The Home Secretary’s benchmark for removals is the lowest annual total in almost two decades

Yvette Cooper has announced a raft of “strong and clear steps” to boost the UK’s border security and curb illegal immigration.
These included deporting more people over the next six months than since Theresa May was prime minister, expanding detention capacity by reopening closed centres, and hiring new caseworkers to track down illegal immigrants.
The Government has touted the measures as a “major surge in immigration enforcement and returns activity”. But the data show they are but a drop in the ocean.
The number of asylum applications refused or withdrawn hit 68,564 over the 12 months to March 2024, a threefold increase on the previous year and the highest number since 2003.
Unless the people affected appeal on humanitarian grounds, they are liable to be removed from the country by the Home Office.
The Home Secretary’s goal of getting enforced returns back to 2018 levels will tackle little more than a tenth of the problem.
Ms Cooper claimed that over the next six months, she hoped to achieve the highest rate of removals since 2018, in order to reverse the “damaging drop in enforcement” under the Tories.
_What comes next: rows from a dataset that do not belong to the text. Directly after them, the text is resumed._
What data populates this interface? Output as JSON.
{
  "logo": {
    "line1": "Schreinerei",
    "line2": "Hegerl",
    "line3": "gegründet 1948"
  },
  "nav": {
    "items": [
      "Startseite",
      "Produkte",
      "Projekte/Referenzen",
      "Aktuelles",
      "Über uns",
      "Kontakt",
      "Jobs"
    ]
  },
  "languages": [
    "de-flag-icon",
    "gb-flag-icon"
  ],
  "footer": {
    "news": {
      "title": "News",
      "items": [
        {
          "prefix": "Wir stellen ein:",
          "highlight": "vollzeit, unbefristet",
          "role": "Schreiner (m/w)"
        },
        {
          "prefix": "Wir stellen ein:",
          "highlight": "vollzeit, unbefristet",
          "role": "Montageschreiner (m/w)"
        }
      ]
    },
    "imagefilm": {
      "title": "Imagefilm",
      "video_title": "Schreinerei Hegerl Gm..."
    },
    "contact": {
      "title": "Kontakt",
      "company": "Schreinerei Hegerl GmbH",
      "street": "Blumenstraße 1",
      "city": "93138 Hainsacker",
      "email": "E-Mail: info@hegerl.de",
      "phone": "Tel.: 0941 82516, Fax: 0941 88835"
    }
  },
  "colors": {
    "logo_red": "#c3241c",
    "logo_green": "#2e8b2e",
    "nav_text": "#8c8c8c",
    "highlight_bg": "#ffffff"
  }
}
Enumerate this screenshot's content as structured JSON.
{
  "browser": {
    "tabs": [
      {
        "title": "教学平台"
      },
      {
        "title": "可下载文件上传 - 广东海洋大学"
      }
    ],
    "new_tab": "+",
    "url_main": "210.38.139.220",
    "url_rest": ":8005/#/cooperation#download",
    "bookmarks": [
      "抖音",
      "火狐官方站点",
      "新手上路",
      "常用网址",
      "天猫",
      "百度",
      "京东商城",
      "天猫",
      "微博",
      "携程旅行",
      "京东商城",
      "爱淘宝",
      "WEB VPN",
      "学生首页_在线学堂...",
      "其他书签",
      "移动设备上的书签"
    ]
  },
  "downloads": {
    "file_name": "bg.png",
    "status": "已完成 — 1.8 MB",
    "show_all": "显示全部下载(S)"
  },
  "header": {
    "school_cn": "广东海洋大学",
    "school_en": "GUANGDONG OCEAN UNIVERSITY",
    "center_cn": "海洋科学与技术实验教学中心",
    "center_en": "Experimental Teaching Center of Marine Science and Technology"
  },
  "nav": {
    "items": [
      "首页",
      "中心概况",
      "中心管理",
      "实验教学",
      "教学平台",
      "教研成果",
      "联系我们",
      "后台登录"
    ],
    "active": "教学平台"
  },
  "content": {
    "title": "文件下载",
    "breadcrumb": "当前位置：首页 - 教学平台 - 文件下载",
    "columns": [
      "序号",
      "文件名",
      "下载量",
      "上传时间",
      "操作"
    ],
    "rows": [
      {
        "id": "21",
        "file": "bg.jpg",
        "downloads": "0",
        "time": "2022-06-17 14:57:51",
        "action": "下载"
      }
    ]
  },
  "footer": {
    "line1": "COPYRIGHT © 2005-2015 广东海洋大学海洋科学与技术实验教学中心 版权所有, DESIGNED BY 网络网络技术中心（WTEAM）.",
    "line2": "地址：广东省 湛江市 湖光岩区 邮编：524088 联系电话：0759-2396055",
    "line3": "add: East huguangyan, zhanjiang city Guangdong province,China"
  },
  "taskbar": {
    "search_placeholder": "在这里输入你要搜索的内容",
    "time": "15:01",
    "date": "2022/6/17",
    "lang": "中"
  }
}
This would entail beating the previous six-month highs, of 13,410 in 2018 and the most recent record of 14,703 set between October 2023 and March 2024. These figures refer to the sum total of enforced and voluntary returns over two successive quarters.
But even that is a low bar – both early 2024 and 2018’s records are well below the 24,503 high of the past two decades set in early 2012.
In reaction to the announcement, Dr Peter Walsh, a senior researcher at the Migration Observatory, told Radio 4: “If we look at enforced removals, last year there were 6,000 and in 2018 there were 9,000 – so this would require 3,000 more, a 50 per cent increase, which sounds achievable.” But, as Dr Walsh went on to explain, this was not exactly a particularly commendable goal either.
Looking at enforced removals alone, in 2018 there were 9,236 – the lowest annual total since comparable records began in 2004.
The 2004 beginning of the series is also its height: there were a record 21,425 removals under Tony Blair’s Labour government – more than double the Home Secretary’s plan.
Labour sources have claimed the Government’s approach to stemming Channel crossings is already working, with fewer migrants reaching UK shores in the six weeks since the election than during the same period last year and in 2022.
But transparency data on small boats activity released by the Home Office discloses this to be a highly selective analysis.
A total of 5,000 migrants crossed the Channel during the first 42 days Sir Keir Starmer was in No 10 – from July 5 to Aug 15.
This is indeed 6.7 per cent lower than the 5,357 arrivals over the same period in 2023, and dramatically lower than the 7,407 in 2022.
However, across his first six full weeks in office – Monday to Sunday, starting July 8 – migrant arrivals were higher than last year in three, or half, of them.
The sum total across the period is also higher than last year, by 5,514 to 5,371.
An extra 290 detention spaces are to be created at the former immigration removal centres at Campsfield in Oxfordshire and Haslar in Gosport to “support the higher pace of removals”.
Campsfield House closed in 2019, but at its peak in 2016 it housed 256 detainees. Haslar shut in 2015 and did not hold more than 164 people at any point.
The Government is also said to be studying options for further expansions of detention capacity, currently at 2,300.
The latest figures show that as of March 31 2024, 1,913 people were in immigration detention centres across the country. While this was 20 per cent higher than on the same date in 2023, the tally is yet again dwarfed by the less recent past. On Dec 31 2014, the Home Office was housing 3,462 people.
Some 200 people came to the UK via small boats on Monday alone, and almost 750 arrived just last week. The total number of migrants crossing the Channel for the year is now beyond 20,000.